Example 1: Finishing a PacBio HGAP assembly

Example workflow for finishing PacBio HGAP Assembly

1. Load a multiFASTA file of the assembly by selecting “Load Assembly” from the file menu

2. View the assembly by selecting “View Assembly” from the “View” menu, ensure “All” is selected in the dropdown box next to “Contigs to view:”

3. To identify spurious contigs perform a self-comparison between contigs using the “Self-comparison tool” from the “View” menu. Phenomena such as prophage tail fibre allele switching can cause contig breaks and spurious contig to form. Remove small contigs that align internally to larger contigs from the assembly.

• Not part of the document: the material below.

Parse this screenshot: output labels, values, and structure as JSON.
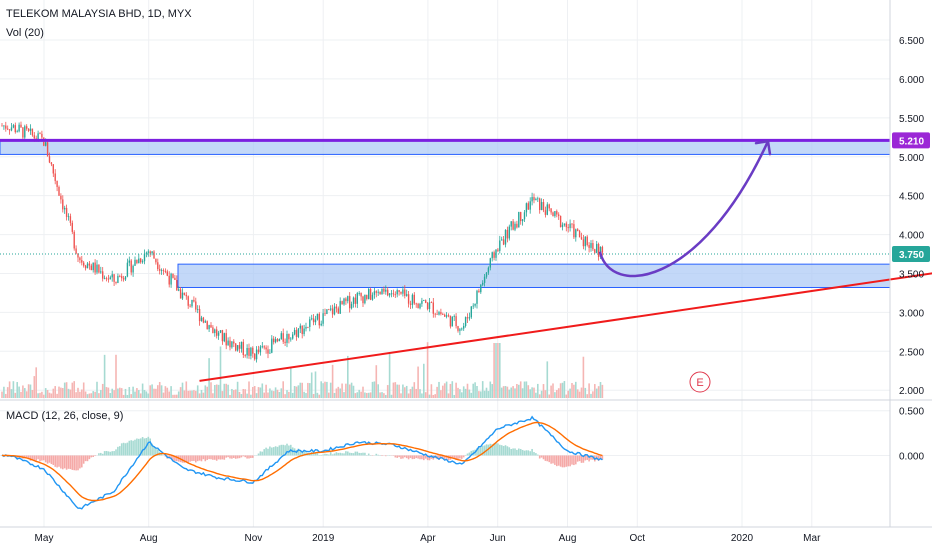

4. To identify plasmids and reconstruct the chromosome perform another self-comparison. This time ensure the “show intra contig hits” and “only show edge hits” checkboxes are ticked. Show intra-contig hits will allow us to identify circularising contigs and “only show edge hits” will treat the resulting comparison as a graph so when scaffolds are made it will remove overlapping edges.

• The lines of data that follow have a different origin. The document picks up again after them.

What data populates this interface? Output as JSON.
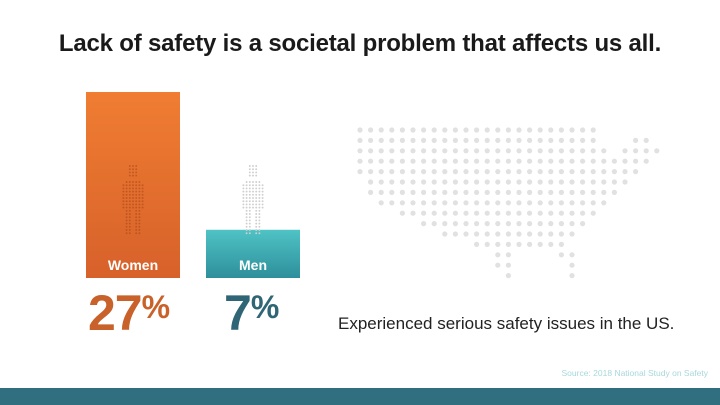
{
  "title": "Lack of safety is a societal problem that affects us all.",
  "chart_data": {
    "type": "bar",
    "categories": [
      "Women",
      "Men"
    ],
    "values": [
      27,
      7
    ],
    "value_suffix": "%",
    "colors": [
      "#ed7531",
      "#3aaab1"
    ],
    "pct_colors": [
      "#c8622a",
      "#2f6574"
    ],
    "ylim": [
      0,
      27
    ],
    "caption": "Experienced serious safety issues in the US."
  },
  "percentages": [
    {
      "num": "27",
      "sign": "%"
    },
    {
      "num": "7",
      "sign": "%"
    }
  ],
  "source": "Source: 2018 National Study on Safety",
  "colors": {
    "footer_bar": "#2f6f80",
    "map_dot": "#e1e1e1",
    "person_dot": "#c9c9c9"
  }
}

5. Identify circularising contigs and write to individual FASTA files remove contig from canvas once written.

6. Order and reorientate the remaining contigs, choose “Select All” from the tools menu.

7. Check order and orientation of contigs is correct in the Contig list and then select “Write to FASTA” from the tools menu.

8. Map reads back to output contigs using your favourite read mapper to confirm new assembly.